In a series of tweets, the President of the United States points out that voting by mail in times of pandemic is not safe.
The President of the United States, Donald Trump, raised this issue on Thursday through his Twitter account the possibility of postponing the presidential elections of November 3 “until people can vote adequately and safely”, alleging unfounded suspicions that the increase in the vote by mail due to the pandemic will cause electoral fraud. This is the first time that the President has raised this possibility, something Democrats have feared since the coronavirus crisis began.
The Presidential election date (the Tuesday after the first Monday in November every fourth year) has been set by federal law since 1845, and the president lacks the power to change it unilaterally. A reform of the law with the lower house of Congress in the hands of the Democrats would be a little less than impossible and could also be challenged in court.
The margin of displacement, in any case, would not be very wide either, since the Constitution establishes that the new Congress (there are also legislative elections on the same date) must be constituted on January 3 and the president’s term must begin on the 20th of that same month.
But the mere fact of proposing a postponement constitutes an unusual action for a president, in a country that boasts of being a model in the peaceful transfer of power, and opens the possibility that Trump himself or his most loyal followers question the legitimacy of an election for which, for a few weeks, the polls have given a clear advantage to his Democratic rival, Joe Biden.
“With the universal vote-by-mail system (not the absentee vote, which is going well), the 2020 elections will be the most fraudulent and imprecise in history. It would be a great shame for the United States. We defer elections until people can vote properly and safely ??? ”, the US president has tweeted.
His chaotic management of the coronavirus crisis, the deteriorating economy, and his impermeability to the clamor for racial justice that has swept the country since the death of African-American George Floyd at the hands of the police in late May have substantially eroded the popularity of the President.
For weeks, Biden has been increasing his advantage over Trump in the polls.
The average compiled by the Real Clear Politics portal indicates 8.4 percentage points of national average advantage for the former vice president of Barack Obama. Biden prevails in the polls not only at the national level but in some of the states called to be decisive in the presidential ones.
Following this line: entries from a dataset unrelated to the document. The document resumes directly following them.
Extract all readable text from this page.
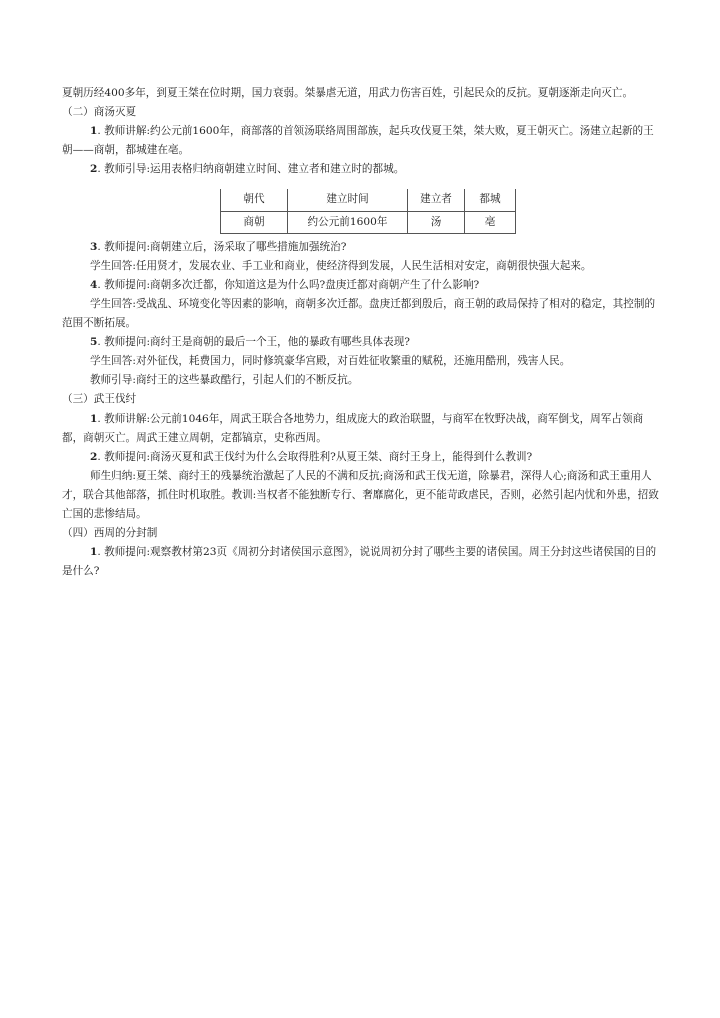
夏朝历经400多年，到夏王桀在位时期，国力衰弱。桀暴虐无道，用武力伤害百姓，引起民众的反抗。夏朝逐渐走向灭亡。

（二）商汤灭夏

1. 教师讲解:约公元前1600年，商部落的首领汤联络周围部族，起兵攻伐夏王桀，桀大败，夏王朝灭亡。汤建立起新的王朝——商朝，都城建在亳。

2. 教师引导:运用表格归纳商朝建立时间、建立者和建立时的都城。

朝代	建立时间	建立者	都城
商朝	约公元前1600年	汤	亳

3. 教师提问:商朝建立后，汤采取了哪些措施加强统治?

学生回答:任用贤才，发展农业、手工业和商业，使经济得到发展，人民生活相对安定，商朝很快强大起来。

4. 教师提问:商朝多次迁都，你知道这是为什么吗?盘庚迁都对商朝产生了什么影响?

学生回答:受战乱、环境变化等因素的影响，商朝多次迁都。盘庚迁都到殷后，商王朝的政局保持了相对的稳定，其控制的范围不断拓展。

5. 教师提问:商纣王是商朝的最后一个王，他的暴政有哪些具体表现?

学生回答:对外征伐，耗费国力，同时修筑豪华宫殿，对百姓征收繁重的赋税，还施用酷刑，残害人民。

教师引导:商纣王的这些暴政酷行，引起人们的不断反抗。

（三）武王伐纣

1. 教师讲解:公元前1046年，周武王联合各地势力，组成庞大的政治联盟，与商军在牧野决战，商军倒戈，周军占领商都，商朝灭亡。周武王建立周朝，定都镐京，史称西周。

2. 教师提问:商汤灭夏和武王伐纣为什么会取得胜利?从夏王桀、商纣王身上，能得到什么教训?

师生归纳:夏王桀、商纣王的残暴统治激起了人民的不满和反抗;商汤和武王伐无道，除暴君，深得人心;商汤和武王重用人才，联合其他部落，抓住时机取胜。教训:当权者不能独断专行、奢靡腐化，更不能苛政虐民，否则，必然引起内忧和外患，招致亡国的悲惨结局。

（四）西周的分封制

1. 教师提问:观察教材第23页《周初分封诸侯国示意图》，说说周初分封了哪些主要的诸侯国。周王分封这些诸侯国的目的是什么?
Trump, however, has assured that the non-face-to-face vote constitutes “the greatest risk” for his reelection. In his tweets this Thursday, he maintains that the vote by mail “is proving to be a catastrophic disaster” and accuses Democrats of stirring the spectrum of foreign interference in the electoral processes in the United States but not wanting to face this issue.
There are no data to support the suspicions raised by the President that voting by mail implies fraud. But in the process of the presidential primaries that have been carried out during these pandemic months, it has been seen that in the States where voting by mail was facilitated, participation was considerably higher than in those that only voted in person.
Unlike the date of the elections, established at the federal level, the regulation of voting procedures is generally the responsibility of the States, which has given rise to a complex variety of regulations in the country. The pandemic has forced several states to facilitate voting by mail and that has caused some problems.
In New York, for example, due to the barrage of mail-in ballot applications, the count of primary elections over a month ago has not yet finished. That raises fears that unless there is a clear winner in the November presidential race, the proclamation of a winner could be delayed. That doesn’t mean it had to be “inaccurate and fraudulent,” as President Trump predicts in his tweets.
Later in the afternoon, after the storm unleashed by his morning tweets, the president has returned to the issue, again feeding the possibility of challenging the legitimacy of the elections. “We must know the results of the elections on election night, not days, months, or even years later!”
Trump’s suggestion has been met with criticism from both the Democratic and Republican ranks. Mitch McConnell himself, leader of the Republican majority in the Senate, has distanced himself from the idea: “Never in the history of the country, through wars, depressions and civil strife, have we stopped holding federally scheduled elections on time. We will find a way to do it again this November 3” he said in a television interview. “Election day will be November 3, 2020. Mr. President, please don’t even try to mess with this.
It’s a damaging idea, ”Republican Ari Fleisher, who was press secretary to President George W. Bush, has tweeted. “There will be elections, they will be legitimate, they will be credible, it will be the same as it has always been”, Senator Marco Rubio, Trump’s rival in the 2016 primaries and today a loyal supporter of the president, has told journalists on Capitol Hill. Democrat Nancy Pelosi, leader of the majority in the House of Representatives, has limited herself to tweeting the article of the Constitution that gives Congress the power to set the date of the elections.
Trump’s tweets proposing a postponement of the elections came in the morning that the Commerce Department has released the terrible data on the impact of the pandemic on the economy. GDP fell 32.9% in the second quarter of the year, at an annualized real rate, an unprecedented collapse of the economy, both in size and speed.
The hit of the pandemic has robbed Trump of what was the main argument for his reelection: an extraordinarily long uninterrupted cycle of economic growth that the President hoped would serve him a second term on the platter, and that the coronavirus has blown up.